Este artículo, como algunos otros que se publican en El Salto, está escrito para "lumbreras" y para el lucimiento de su autor.
Sugiero que El Salto haga una adaptación didáctica de este tipo de artículos académicos para que la mayoría de las suscriptoras podamos leerlos y entenderlos.
Por favor.
No he sido capaz de terminar el artículo. Hay varias cosas que me chirrían mucho. A ratos me ha parecido rojipardo y todo... Yo me temo que soy más bien neoprogre, qué le voy a hacer.
Coincido contigo. El artículo acaba dando dolor de cabeza. Tampoco he sido capaz de terminarlo. Estilo pomposo y autocomplaciente.

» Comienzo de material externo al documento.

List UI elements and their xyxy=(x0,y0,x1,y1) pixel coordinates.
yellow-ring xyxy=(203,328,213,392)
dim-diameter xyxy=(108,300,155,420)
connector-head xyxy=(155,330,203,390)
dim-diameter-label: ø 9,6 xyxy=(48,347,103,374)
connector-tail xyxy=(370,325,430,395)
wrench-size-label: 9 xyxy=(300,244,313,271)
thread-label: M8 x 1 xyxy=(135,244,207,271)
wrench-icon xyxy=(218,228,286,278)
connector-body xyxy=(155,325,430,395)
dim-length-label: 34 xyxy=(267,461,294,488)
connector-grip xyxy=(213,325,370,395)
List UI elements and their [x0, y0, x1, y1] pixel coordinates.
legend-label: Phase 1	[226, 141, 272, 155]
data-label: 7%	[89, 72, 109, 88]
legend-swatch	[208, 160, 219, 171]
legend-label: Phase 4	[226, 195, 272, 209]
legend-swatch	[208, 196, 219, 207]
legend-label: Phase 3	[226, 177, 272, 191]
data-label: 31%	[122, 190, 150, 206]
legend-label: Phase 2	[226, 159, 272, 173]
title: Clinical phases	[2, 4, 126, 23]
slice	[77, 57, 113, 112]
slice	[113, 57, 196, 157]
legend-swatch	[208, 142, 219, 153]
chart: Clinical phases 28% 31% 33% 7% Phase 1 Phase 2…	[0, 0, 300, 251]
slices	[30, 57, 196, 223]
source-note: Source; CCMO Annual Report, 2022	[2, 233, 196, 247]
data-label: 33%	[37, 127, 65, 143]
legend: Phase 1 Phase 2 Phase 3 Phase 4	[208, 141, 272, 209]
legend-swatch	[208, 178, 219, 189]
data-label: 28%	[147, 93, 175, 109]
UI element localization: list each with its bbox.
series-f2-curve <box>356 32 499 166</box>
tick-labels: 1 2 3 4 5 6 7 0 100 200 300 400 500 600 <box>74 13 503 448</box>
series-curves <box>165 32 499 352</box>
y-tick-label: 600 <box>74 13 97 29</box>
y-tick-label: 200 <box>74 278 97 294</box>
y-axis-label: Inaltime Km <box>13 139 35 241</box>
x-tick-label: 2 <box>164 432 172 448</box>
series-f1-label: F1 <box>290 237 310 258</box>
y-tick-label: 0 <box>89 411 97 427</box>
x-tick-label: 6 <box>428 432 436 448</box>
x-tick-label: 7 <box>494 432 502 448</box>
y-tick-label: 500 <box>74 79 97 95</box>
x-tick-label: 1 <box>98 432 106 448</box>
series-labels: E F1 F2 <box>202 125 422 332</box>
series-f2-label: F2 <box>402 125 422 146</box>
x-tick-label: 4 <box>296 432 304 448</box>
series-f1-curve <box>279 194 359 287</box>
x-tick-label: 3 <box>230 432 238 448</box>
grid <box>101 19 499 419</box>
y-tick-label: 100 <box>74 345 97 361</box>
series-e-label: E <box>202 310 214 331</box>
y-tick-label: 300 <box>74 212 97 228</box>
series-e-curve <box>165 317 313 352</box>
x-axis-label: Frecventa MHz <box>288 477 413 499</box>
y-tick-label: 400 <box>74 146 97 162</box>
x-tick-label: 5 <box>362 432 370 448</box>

Errejon derecha? Pablo centro? Anticapitalistas izquierda?. No Emmanuel:
Errejon libertario. Pablo leninista. Anticapis troskistss, esto se acerca más, bajo mi punto de vista.
Te aviso que esos a los que te estas arrimando ya tienen corifeos de sobra, tu trabajo soltar mierda contra la izquierda es muy posible que no sea recompensado.
Resumen para los que se les hace cuesta arriba: análisis político donde se ordenan con lenguaje académico los argumentos de Alberto Olmos, Soto Ivars y Lenore contra la izquierda.
Muy buen artículo, un poco largo, y a veces casi incomprensible al usar lenguaje académico intelectual... De aquí a una tesis, un libro... más. De verdad, currazo, gracias.